Un foyer de dermatose nodulaire signalé dans un élevage du Rhône, une première dans le département
Bovin (photo d'illustration). - CHARLY TRIBALLEAU © 2019 AFP
Un foyer de dermatose nodulaire (DNC) a été recensé dans le Rhône, sur la commune de Saint-Laurent-de-Chamousset, a appris BFM Lyon de la part du Groupement de défense sanitaire (GDS).
Il s'agit du premier cas signalé dans le département. La dermatose nodulaire est une maladie de la peau qui se manifeste par l’apparition de lésions cutanées sur la peau d'un bovin.
"Ce premier foyer dans le Rhône est aussi le premier dans un département situé hors de la zone réglementée depuis l’émergence de la maladie, en juin dernier en Savoie. Le dernier foyer avait été détecté le 6 septembre dans l’Ain", précise le ministère de l'agriculture dans un communiqué.

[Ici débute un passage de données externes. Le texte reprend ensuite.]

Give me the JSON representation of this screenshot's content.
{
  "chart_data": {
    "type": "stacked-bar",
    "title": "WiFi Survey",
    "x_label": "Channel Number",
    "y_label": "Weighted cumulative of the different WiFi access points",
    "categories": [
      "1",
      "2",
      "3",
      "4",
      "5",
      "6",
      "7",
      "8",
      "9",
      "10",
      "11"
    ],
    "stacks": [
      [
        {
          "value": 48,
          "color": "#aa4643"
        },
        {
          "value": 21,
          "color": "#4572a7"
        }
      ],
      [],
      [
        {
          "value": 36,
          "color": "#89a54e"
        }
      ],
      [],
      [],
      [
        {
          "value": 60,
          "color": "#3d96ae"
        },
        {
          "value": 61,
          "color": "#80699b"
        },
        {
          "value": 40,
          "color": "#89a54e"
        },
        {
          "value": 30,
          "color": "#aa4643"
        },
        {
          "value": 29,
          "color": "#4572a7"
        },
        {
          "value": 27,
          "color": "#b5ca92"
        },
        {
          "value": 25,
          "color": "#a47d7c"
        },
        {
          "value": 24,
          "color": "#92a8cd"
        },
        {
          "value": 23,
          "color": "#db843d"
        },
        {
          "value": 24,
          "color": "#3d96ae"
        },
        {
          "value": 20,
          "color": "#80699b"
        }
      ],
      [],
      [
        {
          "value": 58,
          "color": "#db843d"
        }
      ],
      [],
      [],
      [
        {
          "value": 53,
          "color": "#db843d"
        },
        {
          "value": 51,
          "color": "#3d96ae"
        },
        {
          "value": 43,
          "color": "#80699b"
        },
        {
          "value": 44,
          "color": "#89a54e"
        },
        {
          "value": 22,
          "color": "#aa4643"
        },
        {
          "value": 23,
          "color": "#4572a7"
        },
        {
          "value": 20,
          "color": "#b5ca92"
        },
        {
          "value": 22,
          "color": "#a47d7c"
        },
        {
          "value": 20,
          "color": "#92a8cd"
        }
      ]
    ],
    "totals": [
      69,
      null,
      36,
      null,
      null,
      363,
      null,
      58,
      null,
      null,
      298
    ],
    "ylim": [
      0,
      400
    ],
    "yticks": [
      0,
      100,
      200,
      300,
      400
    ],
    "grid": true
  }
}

Pas de risque pour l'homme
Alors qu'un zonage est en cours, une vaccination obligatoire des bovins dans un rayon de 50 km autour du foyer a également été mise en place, selon le Groupement de défense sanitaire.
"La DNC n'est pas transmissible à l'homme (...). Il n'y a en outre aucun risque pour la santé humaine lié à la consommation de produits issus de ces animaux", indiquait le ministère de l'Agriculture en juin.
En revanche, "cette maladie animale est fortement préjudiciable à la santé des bovins et conduit à des pertes de production importantes", ajoutait le ministère. Plusieurs cas ont été signalés en France au cours des derniers mois, et des milliers de bovins ont dû être abattus.
Les bovins contaminés vont être abattus
Un arrêté a été pris par la préfecture. Celui-ci prévoit justement "l’abattage de l’unité de bovins dans laquelle la présence de la DNC a été confirmée en application du plan ORSEC épizooties majeures".
Un second arrêté émis par la préfecture "instaure de zones réglementées autour des foyers afin d’éviter que cette maladie ne s’installe". Des vétérinaires visiteront les élevages de la zone.
"Un appui et une écoute sont ainsi mis en place auprès de l’éleveur concerné par le foyer de dermatose nodulaire, en lien avec les représentants de la Chambre d’Agriculture, le Groupement de défense sanitaire et la cellule Réagir", affirme également la préfecture.